Integration testing for text summarization
After our summarization app is deployed, we conduct nightly integration tests to confirm its continued acceptable behavior.
Was this helpful?
After our summarization app is deployed, we conduct nightly integration tests to confirm its continued acceptable behavior.
Was this helpful?
Continually testing the deployed app for consistency can help ensure that its behavior continues to match the expectation set at deployment. In this situation, we are considering our OpenAI - Basic Summary which was the winner of the constrained optimization; in this new integration testing focused project we create a run recording its behavior on the day of the deployment and title it Day 01 - Best LLM. We set this as the baseline of our project so that incoming runs, conducted on a daily basis, immediately trigger the integration tests and create a new test session.
The tests under consideration are tagged into 3 groups:
Parametric tests of summary quality, which confirm the median of each of the 6 summary quality distributions match the baseline;
Parametric tests of text quality, which confirm that the minimum viable behavior of the 4 text quality distributions that were enforced during the prompt engineering process are maintained (these are the exact same tests from earlier;) and
Nonparametric tests for consistency, using a scaled version of the Chi-squared statistic, on all 10 columns, confirming no significant change in distributions (at the 0.25 significance level).
When nightly runs are submitted to dbnl, the completed test sessions will appear on the project page, as shown below.
Each day that an integration test passes, we can be assured that no significant departure from expected behavior has occurred. On day 7, it appears that some aberrant behavior was observed – the failed assertions are shown in the figure below.

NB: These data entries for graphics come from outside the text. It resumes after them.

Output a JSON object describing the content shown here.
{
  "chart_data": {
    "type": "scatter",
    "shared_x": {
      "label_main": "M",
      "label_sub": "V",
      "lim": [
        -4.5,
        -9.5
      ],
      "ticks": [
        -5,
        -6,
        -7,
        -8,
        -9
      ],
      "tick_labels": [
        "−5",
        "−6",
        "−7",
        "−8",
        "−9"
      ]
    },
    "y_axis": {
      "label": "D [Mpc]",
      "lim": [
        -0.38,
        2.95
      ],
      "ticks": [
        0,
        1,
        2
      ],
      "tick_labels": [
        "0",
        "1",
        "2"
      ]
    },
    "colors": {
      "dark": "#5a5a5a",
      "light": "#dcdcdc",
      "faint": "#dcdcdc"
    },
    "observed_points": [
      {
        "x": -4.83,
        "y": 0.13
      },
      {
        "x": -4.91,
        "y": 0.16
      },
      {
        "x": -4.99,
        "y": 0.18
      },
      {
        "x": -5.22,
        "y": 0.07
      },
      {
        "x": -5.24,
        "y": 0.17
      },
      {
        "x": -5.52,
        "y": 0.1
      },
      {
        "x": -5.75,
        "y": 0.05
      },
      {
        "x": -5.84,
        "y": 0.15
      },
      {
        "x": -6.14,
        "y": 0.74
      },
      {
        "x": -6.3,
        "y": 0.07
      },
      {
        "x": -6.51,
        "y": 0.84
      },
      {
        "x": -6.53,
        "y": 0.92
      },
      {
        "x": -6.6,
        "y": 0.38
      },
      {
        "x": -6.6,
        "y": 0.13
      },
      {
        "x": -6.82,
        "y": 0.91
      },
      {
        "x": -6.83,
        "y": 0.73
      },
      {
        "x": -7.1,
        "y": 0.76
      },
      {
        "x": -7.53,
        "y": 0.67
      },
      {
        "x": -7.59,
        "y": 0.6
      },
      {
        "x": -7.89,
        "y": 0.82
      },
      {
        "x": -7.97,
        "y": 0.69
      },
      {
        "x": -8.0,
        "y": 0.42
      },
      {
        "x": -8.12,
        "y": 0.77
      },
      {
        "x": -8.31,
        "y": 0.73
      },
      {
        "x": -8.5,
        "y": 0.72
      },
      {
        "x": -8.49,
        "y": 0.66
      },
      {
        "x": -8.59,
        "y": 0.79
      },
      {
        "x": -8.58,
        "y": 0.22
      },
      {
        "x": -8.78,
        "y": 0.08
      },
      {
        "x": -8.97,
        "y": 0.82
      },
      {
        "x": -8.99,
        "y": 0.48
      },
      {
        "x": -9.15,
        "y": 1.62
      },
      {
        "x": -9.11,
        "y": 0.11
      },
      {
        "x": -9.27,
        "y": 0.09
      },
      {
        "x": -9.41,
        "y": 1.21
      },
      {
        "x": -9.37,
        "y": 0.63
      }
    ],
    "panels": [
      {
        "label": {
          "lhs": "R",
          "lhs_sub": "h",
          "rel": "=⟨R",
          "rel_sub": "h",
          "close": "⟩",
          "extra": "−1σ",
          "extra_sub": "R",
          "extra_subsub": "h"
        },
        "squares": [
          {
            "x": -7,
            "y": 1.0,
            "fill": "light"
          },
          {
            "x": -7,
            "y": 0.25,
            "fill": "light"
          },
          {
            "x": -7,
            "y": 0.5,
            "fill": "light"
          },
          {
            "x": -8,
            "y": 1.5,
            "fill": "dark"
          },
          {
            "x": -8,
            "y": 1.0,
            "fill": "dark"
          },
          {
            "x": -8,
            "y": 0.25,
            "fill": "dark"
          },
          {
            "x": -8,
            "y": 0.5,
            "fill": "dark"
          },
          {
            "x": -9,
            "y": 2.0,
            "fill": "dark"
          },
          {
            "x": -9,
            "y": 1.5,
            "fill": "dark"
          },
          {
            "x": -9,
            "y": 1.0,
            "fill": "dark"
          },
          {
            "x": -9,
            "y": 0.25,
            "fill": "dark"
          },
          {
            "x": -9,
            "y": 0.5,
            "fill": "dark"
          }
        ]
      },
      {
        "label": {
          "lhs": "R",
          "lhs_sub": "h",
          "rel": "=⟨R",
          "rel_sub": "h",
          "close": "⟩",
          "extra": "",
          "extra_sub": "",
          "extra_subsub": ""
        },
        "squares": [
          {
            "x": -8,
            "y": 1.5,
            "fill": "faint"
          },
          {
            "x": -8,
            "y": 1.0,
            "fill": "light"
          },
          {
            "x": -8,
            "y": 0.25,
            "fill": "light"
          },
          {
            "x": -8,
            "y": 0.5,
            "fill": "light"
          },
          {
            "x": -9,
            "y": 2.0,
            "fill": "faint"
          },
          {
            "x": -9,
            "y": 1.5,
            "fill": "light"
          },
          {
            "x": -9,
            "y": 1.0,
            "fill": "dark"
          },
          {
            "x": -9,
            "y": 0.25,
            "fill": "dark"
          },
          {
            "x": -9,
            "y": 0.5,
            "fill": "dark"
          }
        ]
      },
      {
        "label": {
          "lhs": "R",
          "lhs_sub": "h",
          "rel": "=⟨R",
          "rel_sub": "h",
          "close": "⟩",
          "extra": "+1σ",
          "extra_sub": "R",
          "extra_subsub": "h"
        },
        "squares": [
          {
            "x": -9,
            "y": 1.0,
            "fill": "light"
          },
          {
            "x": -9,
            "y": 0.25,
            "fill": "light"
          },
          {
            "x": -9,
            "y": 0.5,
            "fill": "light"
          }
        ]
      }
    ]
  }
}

When we click into each of these failed assertions, we can see that the deviation is not massive, but it is enough to trigger a failure at the 0.25 statistical significance level. A sample is in the figure below.
At this point, several possible options exist.
Adjust the tests - The team could decide that, upon further review of the individual summaries, this is actually acceptable behavior and adjust the statistical thresholds accordingly (to, e.g., 0.35.)
Manually create more data - The team could want to gather more information and manually rerun the 400 summarization prompts in a new run and resulting test session immediately;
Wait for more data in the current workflow - If this app were low risk, the team could wait until tomorrow for another nightly run and review those results when they come in; or
Immediately change apps - The team could deploy an alternate, acceptably performing app into production while offline analysis of this current app is conducted.
In this project, our team takes the 4th option and immediately swaps out the best LLM with the second best LLM from our king-of-the-hill prompt engineering. The day 08 integration test shows that this still shows satisfactory behavior (even if the expected performance may be slightly lower as observed in the prompt engineering.) At this point, that second best LLM from day 08 becomes the new baseline while the previously best LLM is studied offline to better understand this change in behavior.